Все это Мэтти рассказывала просто и весело. Дирк почувствовал к ней симпатию и сочувствие.
– Вы понятия не имеете, что для меня значит – быть наконец в университете!.. Все эти годы… Я только и мечтала, что об этом. Мне и теперь еще иногда кажется, что это сон, а не действительность. Я говорю себе: это я, я хожу здесь по лужайке, я – студентка, студентка в Мидвесте, и я иду на лекцию сейчас. Это не сон.
Лицо ее, все лоснившееся от жира, было серьезным и умным, и хотелось забыть, что оно некрасиво.
Дирк рассказывал матери о Мэтти. Он уезжал домой в пятницу вечером и оставался там до понедельника. Первая лекция в понедельник была в десять часов, и он успевал попасть в университет к этому времени.
Селину глубоко заинтересовала история незнакомой девушки.
– Не думаешь ли ты, что ее следовало бы пригласить проводить у нас субботу и воскресенье, Дирк? Она могла бы, если согласится, приезжать вместе с тобой в пятницу и уезжать в воскресенье вечером. Или оставаться до понедельника и возвращаться вместе с тобой. У нас ведь есть свободная комната, там так прохладно и тихо. Пила бы молоко; фруктов и овощей у нас сколько душе угодно. Мина испекла бы пирог и печенье из кокосовых орехов.
Мэтти приехала как-то в пятницу вечером. Был конец октября – лучшее время в прериях Иллинойса. Воздух напоминал расплавленное золото. Дыни и тыквы на коричневом фоне земли, казалось, излучали свет и тепло, подобно солнцу. Листья клена пылали всеми оттенками пурпура и бронзы. Все вокруг дышало изобилием, благостью, безмятежностью. Земля напоминала прекрасную плодовитую женщину, которая нарожала детей, выкормила их и теперь отдыхает, любуясь ими, гордая собой, щедрая и ласковая, с ясным и довольным взглядом, с пышной цветущей грудью.
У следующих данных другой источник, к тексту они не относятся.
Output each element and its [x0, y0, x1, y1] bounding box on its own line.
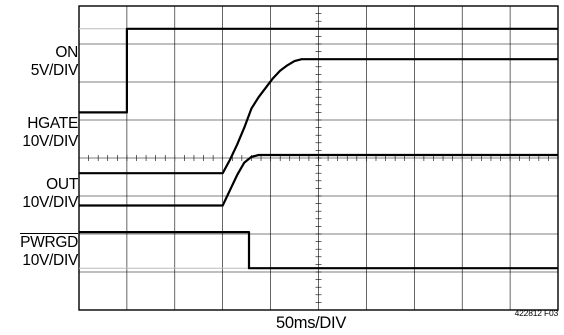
- channel-scale: 5V/DIV: [30, 62, 79, 79]
- x-axis-label: 50ms/DIV: [276, 314, 347, 332]
- channel-scale: 10V/DIV: [22, 133, 78, 150]
- channel-name: ON: [55, 44, 78, 61]
- trace-out: [79, 153, 558, 207]
- ghost-trace-pwrgd: [79, 232, 250, 269]
- channel-label-pwrgd: PWRGD 10V/DIV: [20, 234, 78, 270]
- trace-pwrgd: [79, 231, 558, 270]
- trace-on: [79, 27, 558, 114]
- channel-scale: 10V/DIV: [22, 252, 78, 269]
- figure-id: 422812 F03: [514, 308, 559, 318]
- channel-scale: 10V/DIV: [22, 194, 78, 211]
- channel-label-out: OUT 10V/DIV: [22, 176, 78, 212]
- channel-name: HGATE: [27, 115, 78, 132]
- channel-name: PWRGD: [20, 234, 78, 251]
- channel-label-on: ON 5V/DIV: [30, 44, 79, 80]
- channel-name: OUT: [46, 176, 78, 193]
- trace-hgate: [79, 58, 558, 175]
- channel-label-hgate: HGATE 10V/DIV: [22, 115, 78, 151]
Отблеск этого умиротворения и радости, которым дышало все вокруг, озарил лицо Мэтти Швенгауэр, когда она и Селина в первый раз пожимали друг другу руки. Селина вглядывалась с большим интересом в это лицо. Когда Мэтти ушла отдохнуть и умыться, она сказала Дирку:
– Но ты говорил, что она некрасива!
– Ну да. А разве это не так?
– Да ты посмотри на нее.
Мэтти, возвратившись после умывания, разговаривала с Миной Брасс, работницей. Она стояла, упершись руками в свои широкие бедра, откинув назад голову. Глаза ее оживленно блестели, губы улыбались, обнажая крепкие белые зубы. Предметом обсуждения был новый сепаратор для сливок. Что-то рассмешило Мэтти. Она смеялась звонко, беззаботно, как смеются очень молодые девушки.